The approach underlying SFE-GAF aligns DB-KAUNet with a wider class of geometry-aware adaptive fusion strategies. Notably, SFE-GAF-like constructs have been applied outside the biomedical domain, for example, to Digital Surface Model (DSM) fusion in remote sensing (Albanwan, 27 Apr 2024). In this context, spatial and semantic adaptivity is encoded via per-class bandwidths in the fusion weights, with geometry-awareness expressed through terms relating to surface normal and local context.
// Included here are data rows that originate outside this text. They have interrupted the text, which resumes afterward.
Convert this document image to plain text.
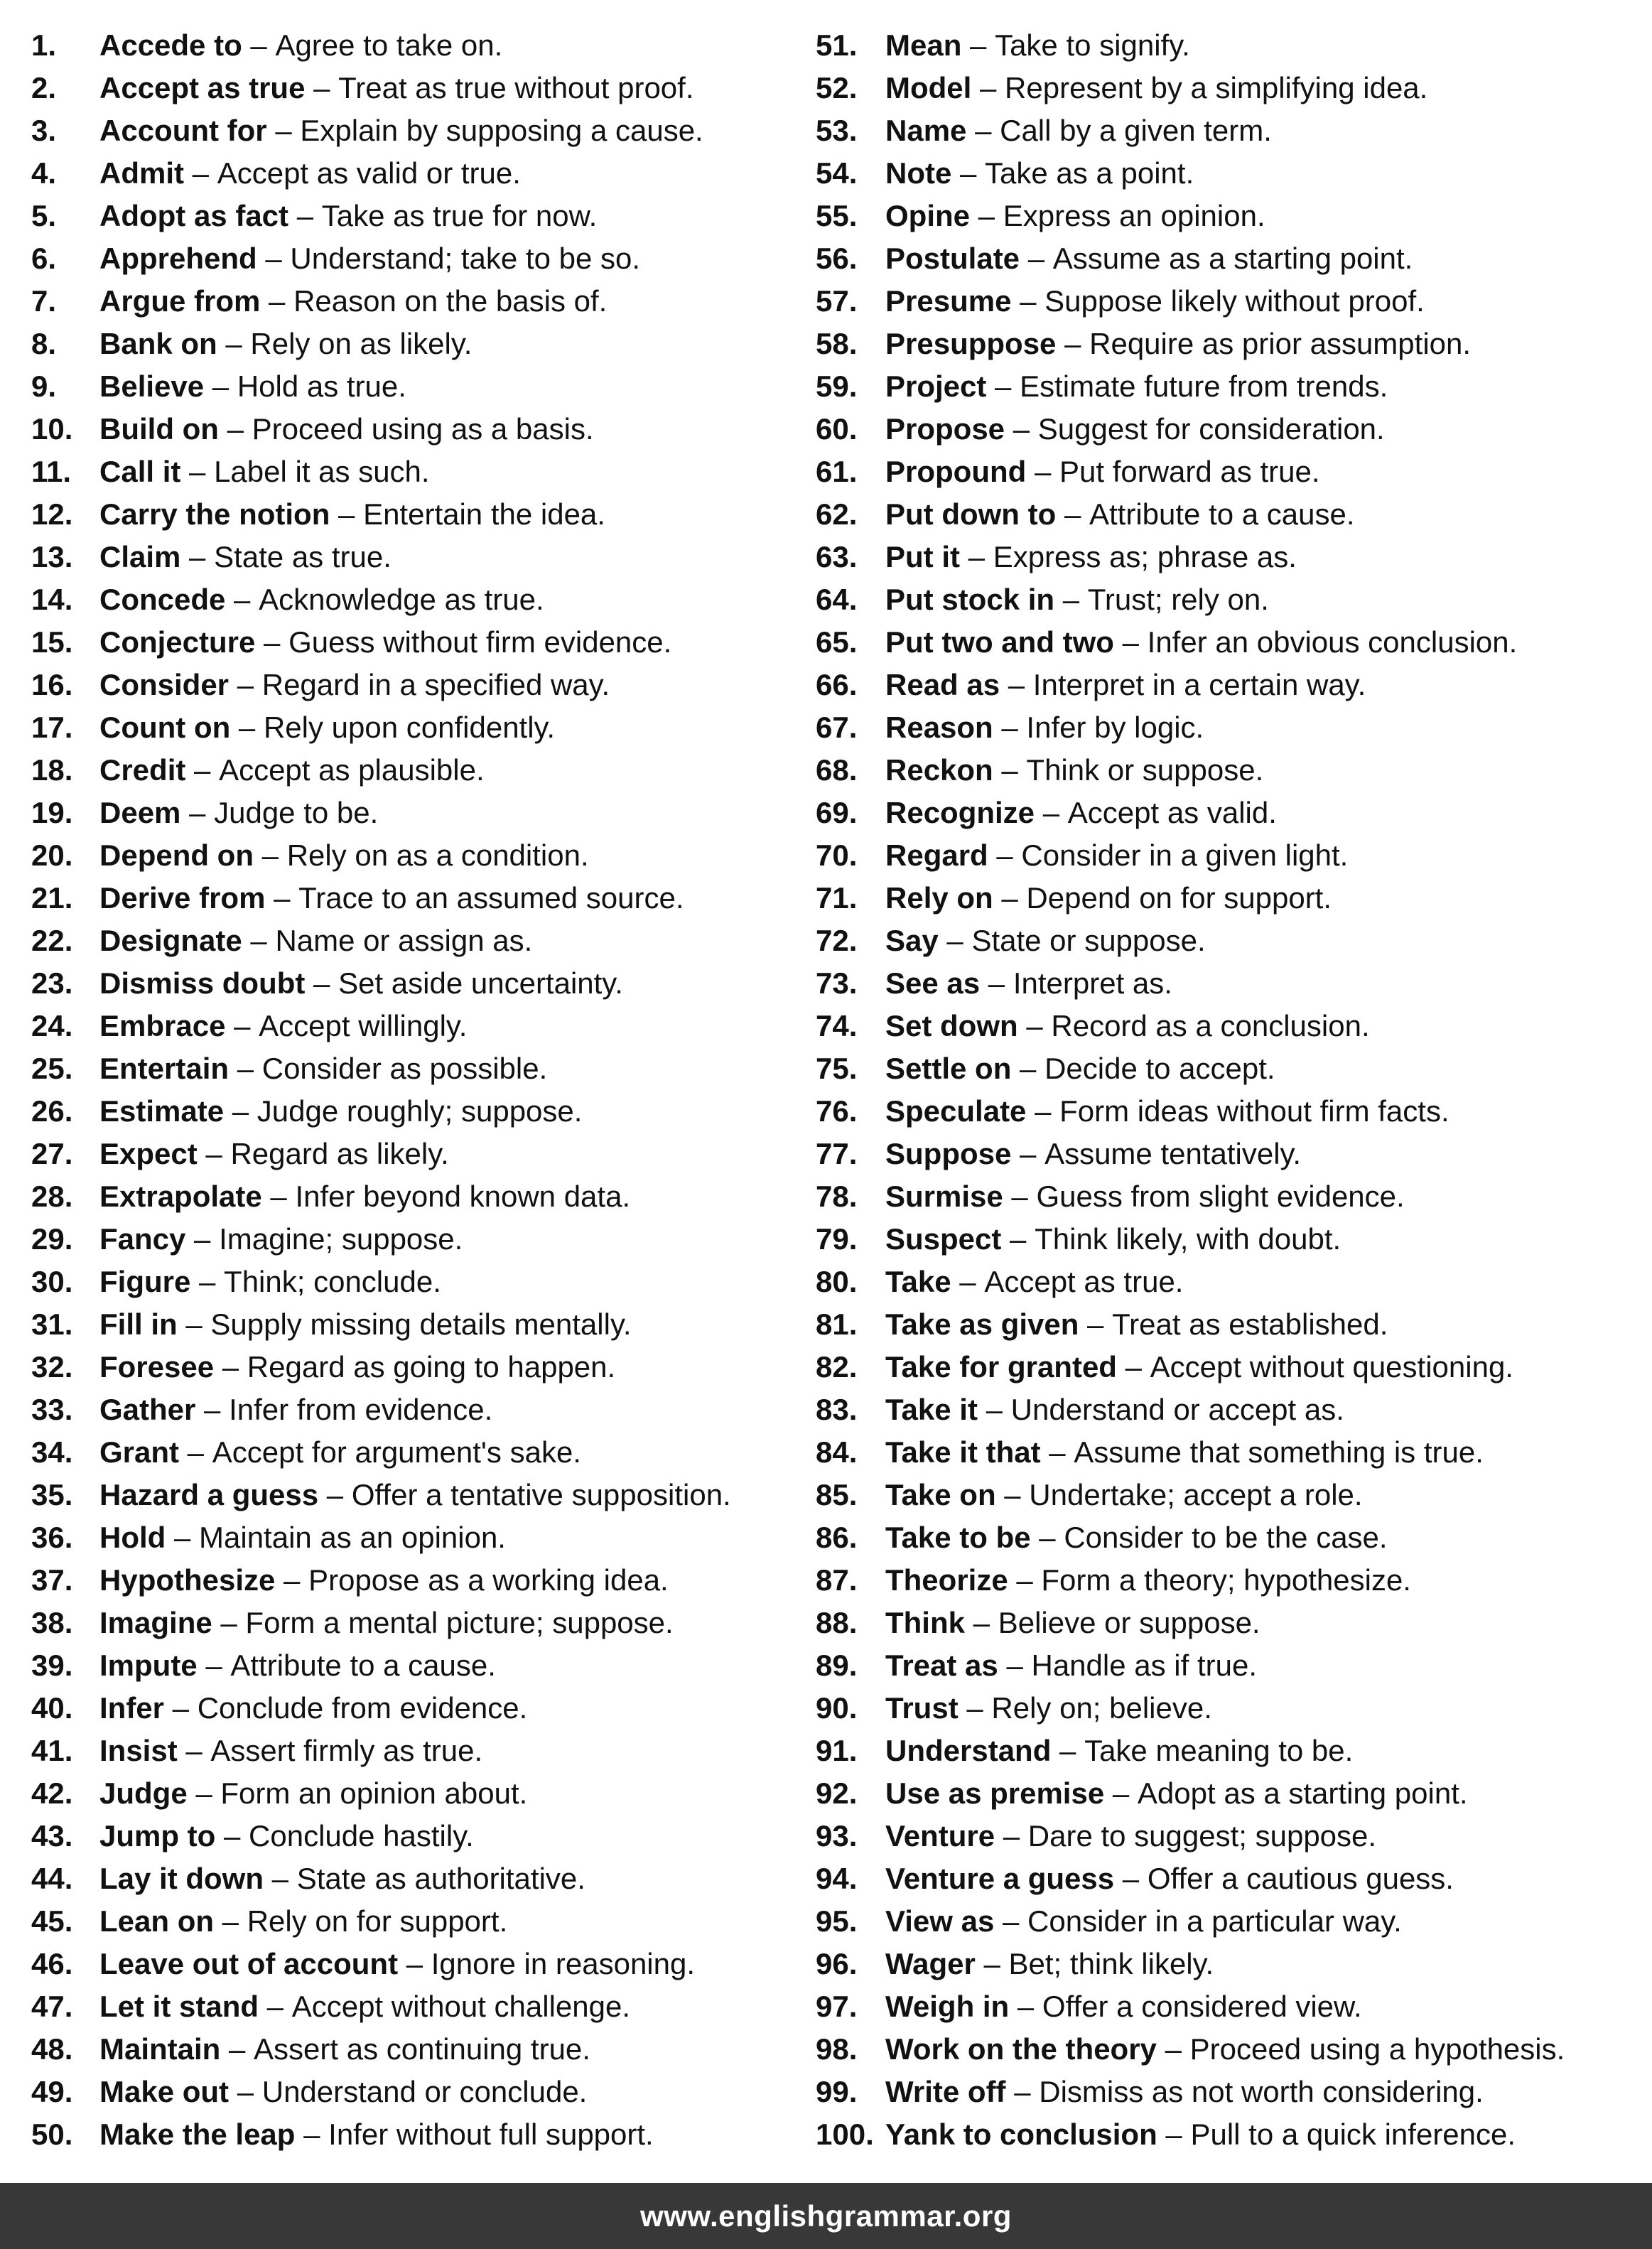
1.	Accede to – Agree to take on.
2.	Accept as true – Treat as true without proof.
3.	Account for – Explain by supposing a cause.
4.	Admit – Accept as valid or true.
5.	Adopt as fact – Take as true for now.
6.	Apprehend – Understand; take to be so.
7.	Argue from – Reason on the basis of.
8.	Bank on – Rely on as likely.
9.	Believe – Hold as true.
10. Build on – Proceed using as a basis.
11. Call it – Label it as such.
12. Carry the notion – Entertain the idea.
13. Claim – State as true.
14. Concede – Acknowledge as true.
15. Conjecture – Guess without firm evidence.
16. Consider – Regard in a specified way.
17. Count on – Rely upon confidently.
18. Credit – Accept as plausible.
19. Deem – Judge to be.
20. Depend on – Rely on as a condition.
21. Derive from – Trace to an assumed source.
22. Designate – Name or assign as.
23. Dismiss doubt – Set aside uncertainty.
24. Embrace – Accept willingly.
25. Entertain – Consider as possible.
26. Estimate – Judge roughly; suppose.
27. Expect – Regard as likely.
28. Extrapolate – Infer beyond known data.
29. Fancy – Imagine; suppose.
30. Figure – Think; conclude.
31. Fill in – Supply missing details mentally.
32. Foresee – Regard as going to happen.
33. Gather – Infer from evidence.
34. Grant – Accept for argument's sake.
35. Hazard a guess – Offer a tentative supposition.
36. Hold – Maintain as an opinion.
37. Hypothesize – Propose as a working idea.
38. Imagine – Form a mental picture; suppose.
39. Impute – Attribute to a cause.
40. Infer – Conclude from evidence.
41. Insist – Assert firmly as true.
42. Judge – Form an opinion about.
43. Jump to – Conclude hastily.
44. Lay it down – State as authoritative.
45. Lean on – Rely on for support.
46. Leave out of account – Ignore in reasoning.
47. Let it stand – Accept without challenge.
48. Maintain – Assert as continuing true.
49. Make out – Understand or conclude.
50. Make the leap – Infer without full support.
51. Mean – Take to signify.
52. Model – Represent by a simplifying idea.
53. Name – Call by a given term.
54. Note – Take as a point.
55. Opine – Express an opinion.
56. Postulate – Assume as a starting point.
57. Presume – Suppose likely without proof.
58. Presuppose – Require as prior assumption.
59. Project – Estimate future from trends.
60. Propose – Suggest for consideration.
61. Propound – Put forward as true.
62. Put down to – Attribute to a cause.
63. Put it – Express as; phrase as.
64. Put stock in – Trust; rely on.
65. Put two and two – Infer an obvious conclusion.
66. Read as – Interpret in a certain way.
67. Reason – Infer by logic.
68. Reckon – Think or suppose.
69. Recognize – Accept as valid.
70. Regard – Consider in a given light.
71. Rely on – Depend on for support.
72. Say – State or suppose.
73. See as – Interpret as.
74. Set down – Record as a conclusion.
75. Settle on – Decide to accept.
76. Speculate – Form ideas without firm facts.
77. Suppose – Assume tentatively.
78. Surmise – Guess from slight evidence.
79. Suspect – Think likely, with doubt.
80. Take – Accept as true.
81. Take as given – Treat as established.
82. Take for granted – Accept without questioning.
83. Take it – Understand or accept as.
84. Take it that – Assume that something is true.
85. Take on – Undertake; accept a role.
86. Take to be – Consider to be the case.
87. Theorize – Form a theory; hypothesize.
88. Think – Believe or suppose.
89. Treat as – Handle as if true.
90. Trust – Rely on; believe.
91. Understand – Take meaning to be.
92. Use as premise – Adopt as a starting point.
93. Venture – Dare to suggest; suppose.
94. Venture a guess – Offer a cautious guess.
95. View as – Consider in a particular way.
96. Wager – Bet; think likely.
97. Weigh in – Offer a considered view.
98. Work on the theory – Proceed using a hypothesis.
99. Write off – Dismiss as not worth considering.
100. Yank to conclusion – Pull to a quick inference.
www.englishgrammar.org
DB-KAUNet’s use of adaptive sampling, deformable convolutions, and attention-driven fusion exemplifies a broad paradigm of hybrid models that seek to balance local detail preservation with semantic and spatial adaptivity. This alignment with geometric and class-adaptive filtering suggests applicability to other structured segmentation problems where classical kernels fail to respect irregular and context-dependent object boundaries (Xu et al., 1 Dec 2025, Albanwan, 27 Apr 2024).

7. Implementation and Hyperparameter Details

The main implementation factors for DB-KAUNet are:

Sampling Points: $N=20$ (from a 10×10 cross-diagonal grid).
Offset Branch: 3×3 convolution with padding, producing $2N$ offset channels for LDConv.
Weight Branch: 1×1 convolution yielding $N$ channel weights per position.
PAM: Single-head, with $C \times HW$ affinity.
Activations: BatchNorm followed by GELU after LDConv.
Gradient Clipping: Max norm of 5.0 for offset stability.
Initialization: Offsets $\Delta p_n$ initialized to zero, weights from Kaiming normal.
Interleaving Pattern: SFE modules appear in encoder modules 2 and 4; SFE-GAF is deployed in modules 3 and 5.

The module design ensures minimal computational overhead compared to conventional convolutions, while providing substantial performance returns in both recall and precision, particularly for micro-vessels (Xu et al., 1 Dec 2025).

DB-KAUNet and its SFE-GAF module represent an overview of dual-branch encoding, cross-branch fusion, and dynamic geometry-aware adaptive filtering, substantially advancing the state-of-the-art in retinal vessel segmentation. The method’s architecture introduces general principles for leveraging local-global duality and explicit spatial adaptivity, with outcomes validated through rigorous ablation and cross-dataset evaluation (Xu et al., 1 Dec 2025).